Statistics show that 52% to 46%, more Americans, especially cigarettes smokers, don’t accept the new law which gives the government the power to regulate the manufacturing and marketing of tobacco products.
This month, the U.S. House of Representatives and the U.S. Senate passed bills by increasing the federal government's capability to control tobacco products. But this study show that the public does not share the same delight for government regulation of tobacco as did Congress.
Researchers think that the smokers and non-smokers desires differ because of education and political party affiliation. Whereas 62% of postgraduates approve of the new legislation, only 36% of those with a high school education or less share this view. Part of this difference may arise from the fact that those with lower levels of formal education are more likely to smoke than those with higher levels.
As was showed before, majority of Americans don’t want to give the government regulation of tobacco, only a very small minority favor a definite ban on smoking in the United States. The poll finds just 17% of Americans saying that smoking should be made "totally illegal" in this country. Gallup has never found widespread support for a universal smoking ban, ranging from 11% to the current 17%, since 1990.

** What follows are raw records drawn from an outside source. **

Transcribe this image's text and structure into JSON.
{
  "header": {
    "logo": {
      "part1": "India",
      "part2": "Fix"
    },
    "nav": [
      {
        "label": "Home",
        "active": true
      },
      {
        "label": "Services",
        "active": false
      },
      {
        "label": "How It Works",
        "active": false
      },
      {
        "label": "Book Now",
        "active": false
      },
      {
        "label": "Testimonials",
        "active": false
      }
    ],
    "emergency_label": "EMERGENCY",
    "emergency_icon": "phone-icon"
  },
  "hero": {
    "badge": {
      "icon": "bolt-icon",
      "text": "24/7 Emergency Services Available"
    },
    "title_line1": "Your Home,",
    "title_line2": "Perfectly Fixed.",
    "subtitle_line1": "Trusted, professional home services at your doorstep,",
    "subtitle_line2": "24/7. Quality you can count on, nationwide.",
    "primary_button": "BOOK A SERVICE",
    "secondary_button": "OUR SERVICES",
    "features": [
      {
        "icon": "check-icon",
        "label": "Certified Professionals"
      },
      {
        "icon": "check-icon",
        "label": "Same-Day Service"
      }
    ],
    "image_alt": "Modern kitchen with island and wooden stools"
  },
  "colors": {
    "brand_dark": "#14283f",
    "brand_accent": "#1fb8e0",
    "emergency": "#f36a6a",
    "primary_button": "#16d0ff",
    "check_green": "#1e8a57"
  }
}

As the number of smokers is decreasing over time, so is the amount of smoking. For example among smokers, 56% said that they smoke less than a pack of cigarettes each day, while 42% smoke a pack or more. Since 1999, a majority of smokers have reported smoking less than one pack of cigarettes per day. But before that year, most smokers reported that they smoked more than a package per day.
This research show that even as fewer Americans are smoking today than in the past, and as those who do smoke report smoking fewer cigarettes, the public appears something unwilling to back policies aimed at further reducing the influence of smoking. A slight majority disapproves of recent low that gives the federal government more power to regulate tobacco, and the vast majority opposes the most extreme anti-smoking policy of a total ban on smoking in the United States.
The precise reasons for Americans' lack of support for anti-smoking policies are unclear yet.